Yo need an HTML editor Do a google search for free HTML editor. Then go to wwwopenwebdesign.org and download one of their free templates.


----------



## peteVA (Nov 11, 2007)

A lot depends on the site you bought. If it is a shopping cart, there are many templates or skins designed for specific carts. If it's just a general site, there are a number of free templates all over the net. 
.


----------



## Weezey Baby (Dec 11, 2007)

i used godaddy.com to host my webpage. Does anyone know if they have any templates or what to do after you register your page?


----------



## cutlas (Dec 21, 2007)

Hello! Godaddy does have templates on their website, a few to choose from. I am not an expert by any means but it is VERY time consuming, I will tell you that much. We do get a lot of hits and it has brought us business. Just make sure you have a lot of time when you go to start working on it. It gets easier the more you do it. 

Carri


----------



## peteVA (Nov 11, 2007)

That is the problem I found with the GoDaddy carts. I paid a 3 month fee just to check them out and found their carts the hardest to work with of any I tried. You can't import data, even copy from one item to the next. Everything has to be "done by hand", each entry, over and over.

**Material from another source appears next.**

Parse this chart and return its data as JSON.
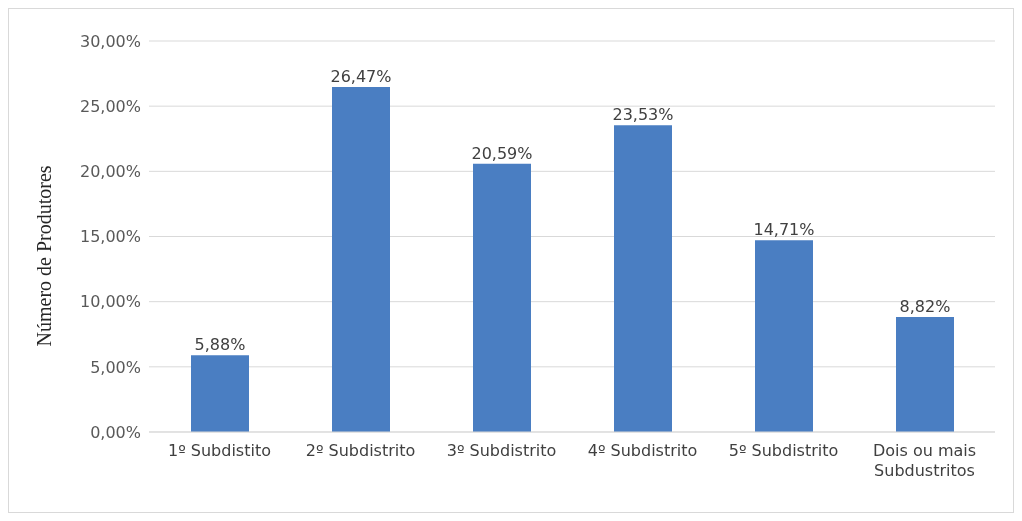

Very time consuming. It would be OK if it's all you ever used, but there are sure much easier carts around. 

And cheaper.
.


----------



## SeasonEnds (Sep 9, 2007)

Just pay some college student to do it for you.


----------



## Rodney (Nov 3, 2004)

Weezey Baby said:


> I just purchased my new website and I am wondering if anyone knows any free web page designing programs?


Yes, you can use NVU


----------



## badalou (Mar 19, 2006)

Rodney said:


> Yes, you can use NVU


Rodney have you used Nvu?


----------



## cmyk (Dec 3, 2007)

i like Web Page Maker.
it is not free, it costs like 50 usd, but they have a 15 day trial version, enough to do the job, in my opinion, if you don't need a huge site.

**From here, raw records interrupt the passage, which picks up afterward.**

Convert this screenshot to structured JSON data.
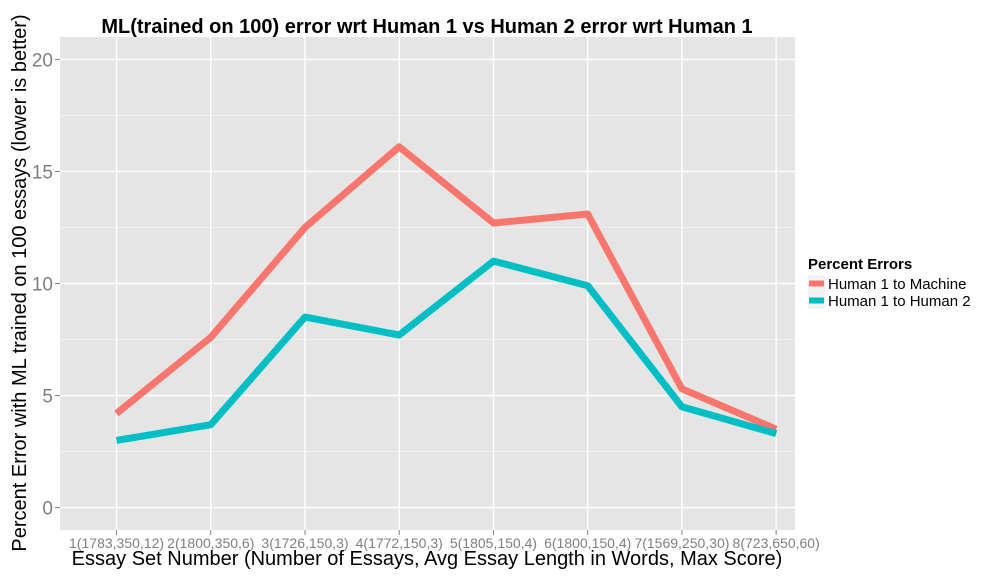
{
  "chart_data": {
    "type": "line",
    "title": "ML(trained on 100) error wrt Human 1 vs Human 2 error wrt Human 1",
    "xlabel": "Essay Set Number (Number of Essays, Avg Essay Length in Words, Max Score)",
    "ylabel": "Percent Error with ML trained on 100 essays (lower is better)",
    "categories": [
      "1(1783,350,12)",
      "2(1800,350,6)",
      "3(1726,150,3)",
      "4(1772,150,3)",
      "5(1805,150,4)",
      "6(1800,150,4)",
      "7(1569,250,30)",
      "8(723,650,60)"
    ],
    "ylim": [
      -1,
      21
    ],
    "yticks": [
      0,
      5,
      10,
      15,
      20
    ],
    "grid": true,
    "legend": {
      "title": "Percent Errors",
      "placement": "right"
    },
    "series": [
      {
        "name": "Human 1 to Machine",
        "color": "#F8766D",
        "values": [
          4.2,
          7.6,
          12.5,
          16.1,
          12.7,
          13.1,
          5.3,
          3.5
        ]
      },
      {
        "name": "Human 1 to Human 2",
        "color": "#00BFC4",
        "values": [
          3.0,
          3.7,
          8.5,
          7.7,
          11.0,
          9.9,
          4.5,
          3.3
        ]
      }
    ]
  }
}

it's extremely easy to use, no codes, just drag and drop, import buttons and so on, everything looks familiar somehow and intuitive.
i printed the Help section, but almost didn't use it.
and it incorporates a web publisher

you can get it here:

Download Web Page Maker free -- Create Web Page, Publish Web Page


----------



## cmyk (Dec 3, 2007)

..i think i did a mistake..
i don't know if it has e-commerce features, i failed to observ this thread was in the ecommerce site design
sorry


----------



## plan b (Feb 21, 2007)

Hi,, microsoft office live has free hosting on the basic plan,, then you can go to Shipping Calculator and Auction Management Solutions by AuctionInc and attach a cart for pay pal.

R.


----------



## Rodney (Nov 3, 2004)

badalou said:


> Rodney have you used Nvu?


Yes, I've downloaded it and used it to edit sites before. It's very close to the features of dreamweaver (which is what I use most often).


----------